ISLE AUX MORTS — Elizabeth Harvey got the biggest surprise of her life on Aug. 31 when she opened her mail and discovered she was the recipient of a Queen’s Jubilee Medal.
When she read the accompanying letter stating she was being awarded the medal for what she did for more than 1,000 families in this province and Quebec, she took great pride in her efforts being recognized, but felt there was some irony in the accolade as well.
Harvey became the driving force in a case that hinged on how much tax fish harvesters should have been paid on their 1999 licence-buyout packages through a deal with the Department of Fisheries.
In 1999, her husband Douglas Harvey sold his fishing licence for $110,000. He paid close to $24,000 in taxes on that buyout, but Harvey heard that others were taxed more favourably and started a campaign to learn more.
For six and a half years, Harvey kept up the fight against the Canada Revenue Agency for fishermen to be reimbursed for what she felt was an unfair tax that had been imposed on the buybacks under the Atlantic Groundfish Licence Retirement Program, a federal program established following the cod moratorium.

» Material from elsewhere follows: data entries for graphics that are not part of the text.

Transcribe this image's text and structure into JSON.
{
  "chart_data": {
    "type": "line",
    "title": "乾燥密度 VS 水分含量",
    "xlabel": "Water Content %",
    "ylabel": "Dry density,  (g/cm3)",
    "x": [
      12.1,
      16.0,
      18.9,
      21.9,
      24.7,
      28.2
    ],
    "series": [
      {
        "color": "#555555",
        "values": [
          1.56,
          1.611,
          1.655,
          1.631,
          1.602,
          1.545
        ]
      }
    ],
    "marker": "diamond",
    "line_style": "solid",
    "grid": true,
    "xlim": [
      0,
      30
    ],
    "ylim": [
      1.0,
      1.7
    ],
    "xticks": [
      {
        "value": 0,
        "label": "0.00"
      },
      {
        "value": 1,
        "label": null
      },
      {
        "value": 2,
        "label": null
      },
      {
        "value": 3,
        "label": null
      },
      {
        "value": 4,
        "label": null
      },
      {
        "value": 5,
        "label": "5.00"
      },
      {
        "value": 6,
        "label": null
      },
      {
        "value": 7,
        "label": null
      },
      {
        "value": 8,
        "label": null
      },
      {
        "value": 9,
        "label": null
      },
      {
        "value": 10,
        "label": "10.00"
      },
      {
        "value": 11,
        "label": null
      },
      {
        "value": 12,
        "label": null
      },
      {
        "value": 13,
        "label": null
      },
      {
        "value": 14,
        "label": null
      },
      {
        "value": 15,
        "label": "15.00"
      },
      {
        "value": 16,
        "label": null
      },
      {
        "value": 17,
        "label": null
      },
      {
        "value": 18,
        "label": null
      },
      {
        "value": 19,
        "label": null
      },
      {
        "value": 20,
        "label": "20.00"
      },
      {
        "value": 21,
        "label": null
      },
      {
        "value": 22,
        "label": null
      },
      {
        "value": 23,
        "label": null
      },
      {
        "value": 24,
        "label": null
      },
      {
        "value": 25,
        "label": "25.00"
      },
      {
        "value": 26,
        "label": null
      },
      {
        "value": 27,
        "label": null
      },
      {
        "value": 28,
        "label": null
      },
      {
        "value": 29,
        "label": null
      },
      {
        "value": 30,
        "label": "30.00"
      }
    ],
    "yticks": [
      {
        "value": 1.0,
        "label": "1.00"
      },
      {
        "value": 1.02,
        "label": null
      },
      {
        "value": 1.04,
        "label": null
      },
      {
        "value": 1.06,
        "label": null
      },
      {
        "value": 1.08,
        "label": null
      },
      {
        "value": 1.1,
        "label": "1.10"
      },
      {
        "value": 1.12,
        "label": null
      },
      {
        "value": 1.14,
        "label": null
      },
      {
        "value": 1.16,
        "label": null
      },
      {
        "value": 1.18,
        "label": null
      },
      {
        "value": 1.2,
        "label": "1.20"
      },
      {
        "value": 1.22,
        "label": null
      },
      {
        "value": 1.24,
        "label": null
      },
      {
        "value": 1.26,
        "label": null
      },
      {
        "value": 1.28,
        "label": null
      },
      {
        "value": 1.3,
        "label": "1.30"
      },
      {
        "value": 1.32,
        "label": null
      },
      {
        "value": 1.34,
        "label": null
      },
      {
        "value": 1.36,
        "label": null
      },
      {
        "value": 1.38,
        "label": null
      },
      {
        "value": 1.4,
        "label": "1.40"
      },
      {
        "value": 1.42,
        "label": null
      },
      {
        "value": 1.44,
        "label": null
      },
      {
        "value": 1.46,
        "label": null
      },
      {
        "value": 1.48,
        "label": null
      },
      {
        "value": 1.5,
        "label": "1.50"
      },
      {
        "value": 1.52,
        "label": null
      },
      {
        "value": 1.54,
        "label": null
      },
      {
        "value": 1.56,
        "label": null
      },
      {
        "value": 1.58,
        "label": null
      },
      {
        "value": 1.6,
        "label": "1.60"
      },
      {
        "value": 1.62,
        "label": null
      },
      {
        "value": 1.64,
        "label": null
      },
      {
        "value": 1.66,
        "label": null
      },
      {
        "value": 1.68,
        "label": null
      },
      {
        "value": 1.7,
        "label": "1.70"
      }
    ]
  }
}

It was eventually ruled there was an injustice done by the revenue agency and 1,086 people from Newfoundland and Labrador and another 52 from Quebec were reimbursed the taxes and collected back interest because of Harvey’s fight.
All of them received different amounts, which ranged from $5,000 to $60,000.
The irony for Harvey is that for two years the then federal government corporation — the Canada Revenue Agency — refused to reimburse the harvesters, but that through a court ruling was ordered to make payment with retroactive interest and now the federal government is recognizing her for what she had done through the Queen’s Jubilee Medal.
“I’m so honoured to have received this award,” Harvey said. “However, had I had to go have it pinned on my blouse ... I think they would have had to pick me up after I landed on the floor.
“It’s something I will cherish for the rest of my life.”
Harvey said through her fight she learned of places in Newfoundland that she didn’t know existed and during the past summer had a lot of people come visit her and thank her for what she had done.
She said it was nice to meet the people she had fought so hard for and hear them thanking her for her effort.
“There was a good many days that I cried, learning of the distance that some of these people drive just to meet me,” Harvey said.
She said her mother always told her that if you helped people, some day you will be rewarded and now this medal is proof of that and something her husband told her that she really deserves.
“The feeling you get seeing something like that goes right through your body, knowing that what you’ve done is so important and that it’s being recognized,” she said.